Willis Stein & Partners
- Type: Private Ownership
- Industry: Private Equity
- Founded: 1995; 31 years ago
- Founder: John Willis, Avy Stein
- Headquarters: Chicago, Illinois, United States
- Products: Private equity funds, Leveraged buyouts
- Total assets: $3.0 billion
- Website: www.willisstein.com

= Willis Stein & Partners =

Private equity firm

Willis Stein & Partners was a private equity firm focused on leveraged buyout transactions for middle-market companies. The firm was wound down in 2012.

The firm's most notable investments included Ziff Davis, Roundy's, Jays Foods, Lincoln Snacks Company and Petersen Publishing Company (publisher of Motor Trend).

The firm was headquartered in Chicago and was founded in 1995.

==History==
Prior to founding the firm John Willis and Avy Stein were executives of Continental Illinois Venture Corp. (CIVC), the private equity arm of Continental Illinois National Bank and Trust Company. When Continental Illinois was acquired in 1994 by Bank of America, John Willis and Avy Stein, who had run the group at Continental Illinois left to form Willis Stein & Partners. They were quickly able to raise over $300 million of investor commitments.

==Investment funds==

Since its inception in 1995, Willis Stein raised three private equity funds with nearly $3.0 billion of investor commitments. As of 2007, the firm had announced the launch of a fourth fund. Due to mixed results in its 2000 vintage fund, Willis Stein waited nearly eight years before launching a new fund and when it did so the firm significantly decreased its target fund size relative to its last fund.

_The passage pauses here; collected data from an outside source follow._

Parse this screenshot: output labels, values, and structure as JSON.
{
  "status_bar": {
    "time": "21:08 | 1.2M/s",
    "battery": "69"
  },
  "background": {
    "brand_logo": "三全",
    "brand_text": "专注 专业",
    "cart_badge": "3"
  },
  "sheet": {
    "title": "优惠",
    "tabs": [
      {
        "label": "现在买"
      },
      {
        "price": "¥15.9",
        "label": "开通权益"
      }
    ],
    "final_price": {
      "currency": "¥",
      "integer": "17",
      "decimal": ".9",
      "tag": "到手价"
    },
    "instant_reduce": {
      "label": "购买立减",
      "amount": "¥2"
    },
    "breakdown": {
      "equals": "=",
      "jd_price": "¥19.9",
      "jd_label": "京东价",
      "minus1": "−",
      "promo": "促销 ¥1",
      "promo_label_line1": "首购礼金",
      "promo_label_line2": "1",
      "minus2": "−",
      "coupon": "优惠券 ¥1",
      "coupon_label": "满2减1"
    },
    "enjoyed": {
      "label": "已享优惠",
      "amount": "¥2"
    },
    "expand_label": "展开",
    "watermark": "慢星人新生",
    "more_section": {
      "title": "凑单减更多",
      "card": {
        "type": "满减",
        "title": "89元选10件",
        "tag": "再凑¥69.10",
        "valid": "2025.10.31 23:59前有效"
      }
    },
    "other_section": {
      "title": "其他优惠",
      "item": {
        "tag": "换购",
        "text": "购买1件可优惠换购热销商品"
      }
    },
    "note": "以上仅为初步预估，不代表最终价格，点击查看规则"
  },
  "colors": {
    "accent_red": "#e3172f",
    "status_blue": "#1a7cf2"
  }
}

- Willis Stein & Partners (1995) - $343 million
- Willis Stein & Partners II (1998) - $840 million
- Willis Stein & Partners III (2000) - $1.8 billion
- Willis Stein & Partners IV (Announced) - $1.0 billion target

Willis & Stein Partners were known for purchasing for-profit educational institutions and consolidating resources for additional profit margins. At one point they owned over 92 for-profit educational institutions, with plans to close 22 locations due to low profits.